The data dictionary is limited to standards regarding data, rather than procedures. More specifically, it focuses on data standards that NAACCR considers important to establish. These include:

  • Reportability

    Reportability defines the rules for inclusion of specific types of tumors in the registry (see Standards for Tumor Inclusion and Reportability).

  • Data Items or Elements to Be Included

    Some data items are required or recommended by particular standard setters while others are optional or are retained because they were abstracted in the past. The Required Status Table specifies the required status for each data item.

  • Standardized Item Numbers and Item Names

    For ease and consistency of reference, all data items are assigned both numbers and names (e.g., the item “Sex” is assigned the item number 220). The item number is intended to be permanent and will not change. Assignment of permanent numbers is necessary because standard-setting organizations have changed item names over time or have applied similar names to items with different definitions. Item numbers allow the required precision of reference. When data items are deleted, the item numbers are retired and will never be reused for a different data item. Some numbers were intentionally skipped to allow the insertion of related items in the future.

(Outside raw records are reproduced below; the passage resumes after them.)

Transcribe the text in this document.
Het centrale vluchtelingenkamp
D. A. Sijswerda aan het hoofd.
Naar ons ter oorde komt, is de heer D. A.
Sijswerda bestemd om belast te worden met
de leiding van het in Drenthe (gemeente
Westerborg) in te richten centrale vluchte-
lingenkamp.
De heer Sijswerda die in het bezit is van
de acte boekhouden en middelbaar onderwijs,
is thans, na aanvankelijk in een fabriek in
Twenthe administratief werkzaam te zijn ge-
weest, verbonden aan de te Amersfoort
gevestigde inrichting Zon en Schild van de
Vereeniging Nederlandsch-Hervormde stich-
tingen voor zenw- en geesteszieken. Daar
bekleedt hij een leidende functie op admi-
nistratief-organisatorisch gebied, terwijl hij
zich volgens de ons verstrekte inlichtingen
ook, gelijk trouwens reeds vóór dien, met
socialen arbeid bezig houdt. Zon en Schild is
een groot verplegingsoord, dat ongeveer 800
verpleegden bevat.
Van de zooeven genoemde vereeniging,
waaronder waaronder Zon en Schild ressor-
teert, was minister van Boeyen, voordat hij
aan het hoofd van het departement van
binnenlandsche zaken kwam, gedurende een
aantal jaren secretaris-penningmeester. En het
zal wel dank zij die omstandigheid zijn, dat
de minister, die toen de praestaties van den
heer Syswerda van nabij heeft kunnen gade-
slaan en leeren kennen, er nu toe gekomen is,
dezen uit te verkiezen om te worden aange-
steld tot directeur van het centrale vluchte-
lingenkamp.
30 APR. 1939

    Where possible, the NAACCR item name is the same as that used by the standard setter. However, the following constraints are placed on the names:

    • Length

      Beginning with the Data Standards and Data Dictionary Version 18 the data item name length is limited to 50 characters. Previously the data item name length was limited to 25 characters because that had been the maximum length for item names in the EDITS software system. Standardized abbreviations, punctuation, and spacing have been used (e.g., the word “first” is entered “1st,” “treatment” is “RX,” and so on). Other limitations will be imposed as needed. Thus, item names will be identical in this data dictionary version and the NAACCR Metafile of standard edits.

    • Consistency

      Consistency was a goal in formatting names and in using special characters. The character -- is used to distinguish among item names built on the same stem name.

      Example: “Sequence Number--Hospital” and “Sequence Number--Central” are the names of two differently defined sequence number

    • Interrelated Items, Fields, and Subfields

      To make the relationship among items more apparent, a constant term was consistently added to the stem of the name.

      Example: Names of treatment fields related to radiation therapy begin with “Rad,” so that in a list of item names they will appear together:
      Rad--No of Treatment Vol
      Rad--Elapsed RX Days

  • Record Layout/Data Exchange

    Starting with Version 21 the record layout / data exchange will be collected and maintained in an XML format, the former fixed-width positions of data items are no longer defined. For the latest information on the XML data exchange format, visit NAACCR XML Data Exchange Standard.

  • Codes and Coding Rules

    Each data item has either the codes with definitions or a reference to the codes and coding instructions. The Source of Standard is the standard-setting agency that defines the codes, coding instructions and rules for a given tumor. For example, when the source of standard for a data item is SEER the Codes section will refer to the SEER Coding Manual for the standard guidelines of the codes and coding instructions.